Entonces se me ocurrió otra posibilidad: quizá debía marcharme a Australia. Con mi familia muerta y la esperanza de encontrar a Roger con vida menguando con cada día que pasaba, ¿qué había en Francia que me retuviera? No podía imaginarme a mí misma volviendo a cantar o a actuar en el cine, excepto para entretener a los soldados heridos o a la gente de los campos de refugiados. O podía rehacer mi vida en un nuevo país con Odette y la pequeña Simone. Pero tan pronto como sentí la ilusión de aquella idea, volví a notar como se me encogía el corazón. Tratar de empezar una nueva vida era demasiado doloroso. Sería más fácil quedarse aquí, en mi burbuja.

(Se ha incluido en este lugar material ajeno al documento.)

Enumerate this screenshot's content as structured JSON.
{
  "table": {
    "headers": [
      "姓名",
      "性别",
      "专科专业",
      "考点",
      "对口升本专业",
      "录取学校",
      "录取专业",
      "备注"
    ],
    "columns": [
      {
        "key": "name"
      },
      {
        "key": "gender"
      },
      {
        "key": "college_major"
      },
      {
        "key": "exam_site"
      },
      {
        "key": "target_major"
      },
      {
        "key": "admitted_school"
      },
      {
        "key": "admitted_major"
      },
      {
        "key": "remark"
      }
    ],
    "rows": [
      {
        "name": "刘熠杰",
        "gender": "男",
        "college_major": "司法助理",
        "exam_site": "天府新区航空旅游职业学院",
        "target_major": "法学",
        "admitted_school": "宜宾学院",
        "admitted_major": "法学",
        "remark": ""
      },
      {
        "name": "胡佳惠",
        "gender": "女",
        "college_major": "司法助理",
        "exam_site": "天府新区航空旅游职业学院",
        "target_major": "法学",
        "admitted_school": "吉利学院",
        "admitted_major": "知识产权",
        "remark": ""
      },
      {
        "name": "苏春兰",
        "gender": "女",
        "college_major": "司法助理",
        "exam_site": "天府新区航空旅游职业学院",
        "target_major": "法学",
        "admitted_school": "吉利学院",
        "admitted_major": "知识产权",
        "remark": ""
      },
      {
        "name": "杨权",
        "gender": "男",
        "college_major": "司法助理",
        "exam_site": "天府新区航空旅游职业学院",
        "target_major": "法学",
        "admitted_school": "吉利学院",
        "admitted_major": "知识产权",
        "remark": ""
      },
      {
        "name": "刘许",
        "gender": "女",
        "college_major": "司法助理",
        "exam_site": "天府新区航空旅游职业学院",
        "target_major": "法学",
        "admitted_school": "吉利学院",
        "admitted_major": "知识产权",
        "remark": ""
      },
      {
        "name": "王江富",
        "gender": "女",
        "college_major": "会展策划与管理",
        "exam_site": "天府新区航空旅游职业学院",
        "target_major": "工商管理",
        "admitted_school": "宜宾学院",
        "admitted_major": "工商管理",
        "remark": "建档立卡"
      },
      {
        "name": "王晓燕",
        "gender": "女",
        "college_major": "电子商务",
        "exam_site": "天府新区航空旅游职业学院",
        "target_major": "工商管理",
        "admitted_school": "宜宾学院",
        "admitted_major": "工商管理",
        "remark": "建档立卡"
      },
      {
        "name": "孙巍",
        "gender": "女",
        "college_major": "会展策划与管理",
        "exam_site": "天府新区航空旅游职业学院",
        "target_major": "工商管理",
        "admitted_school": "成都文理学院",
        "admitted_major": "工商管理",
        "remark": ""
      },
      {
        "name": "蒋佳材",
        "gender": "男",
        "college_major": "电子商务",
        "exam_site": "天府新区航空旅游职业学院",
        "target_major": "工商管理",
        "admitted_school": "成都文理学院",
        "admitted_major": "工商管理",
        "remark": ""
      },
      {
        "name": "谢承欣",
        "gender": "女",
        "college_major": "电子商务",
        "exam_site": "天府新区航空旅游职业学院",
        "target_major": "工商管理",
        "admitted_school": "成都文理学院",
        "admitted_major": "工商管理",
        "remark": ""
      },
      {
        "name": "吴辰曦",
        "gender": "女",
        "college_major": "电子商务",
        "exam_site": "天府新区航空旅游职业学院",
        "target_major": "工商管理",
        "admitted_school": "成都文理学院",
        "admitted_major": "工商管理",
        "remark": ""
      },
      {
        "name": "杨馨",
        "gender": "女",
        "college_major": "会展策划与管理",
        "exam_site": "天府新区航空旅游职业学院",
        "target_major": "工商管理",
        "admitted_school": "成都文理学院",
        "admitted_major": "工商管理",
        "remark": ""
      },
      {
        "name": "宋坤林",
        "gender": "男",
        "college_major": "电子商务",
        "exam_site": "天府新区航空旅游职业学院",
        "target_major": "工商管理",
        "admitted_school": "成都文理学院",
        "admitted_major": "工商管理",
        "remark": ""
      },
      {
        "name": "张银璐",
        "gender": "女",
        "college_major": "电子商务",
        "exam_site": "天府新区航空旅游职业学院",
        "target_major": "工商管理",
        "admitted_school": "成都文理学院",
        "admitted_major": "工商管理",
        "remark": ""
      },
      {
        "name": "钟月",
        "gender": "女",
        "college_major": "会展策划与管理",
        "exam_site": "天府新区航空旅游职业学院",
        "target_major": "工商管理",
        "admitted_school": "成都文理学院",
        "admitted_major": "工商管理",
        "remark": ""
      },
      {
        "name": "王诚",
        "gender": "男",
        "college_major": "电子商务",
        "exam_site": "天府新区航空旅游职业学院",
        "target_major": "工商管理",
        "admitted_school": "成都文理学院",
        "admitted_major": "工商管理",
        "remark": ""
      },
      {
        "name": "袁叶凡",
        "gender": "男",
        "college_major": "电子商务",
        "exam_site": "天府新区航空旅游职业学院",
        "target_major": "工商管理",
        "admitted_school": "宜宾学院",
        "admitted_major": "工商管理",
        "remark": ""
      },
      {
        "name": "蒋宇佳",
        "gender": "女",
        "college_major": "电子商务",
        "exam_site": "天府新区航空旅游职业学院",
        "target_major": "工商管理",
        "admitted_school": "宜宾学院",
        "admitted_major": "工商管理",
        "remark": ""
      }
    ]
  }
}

El mistral aulló con más fuerza. Vacié mi bolsa de viaje en el suelo, en busca de otro jersey. Algo repiqueteó sobre las baldosas del suelo. Vi la bolsita que mi madre me había dado con la pata de conejo dentro. «La necesitarás. No puedo cuidar de ti eternamente.»

«Tendrías que habértela quedado tú, Maman», pensé.

Recogí la bolsita y abrí el cordón que la cerraba. El hueso me resultaba ligero sobre la mano. Mi madre no me había dicho de qué parte del animal provenía, pero adiviné por la forma que era una pata. Algo me llamó la atención. Moví la lámpara y coloqué la pata bajo ella para que la iluminara la luz. Grabadas en el borde había unas palabras con una letra temblorosa e informe. Tuve que guiñar los ojos para leerlas: «Á ma fille bien aimée pour qu'enfin brille sa lumière». Para mi hija querida cuya luz brille por fin.

Contemplé fijamente aquellas palabras, sabiendo que era mi madre la que las había escrito. Pero ¿cómo?, ¿cuándo había aprendido mi madre a escribir?, ¿o siempre había sabido?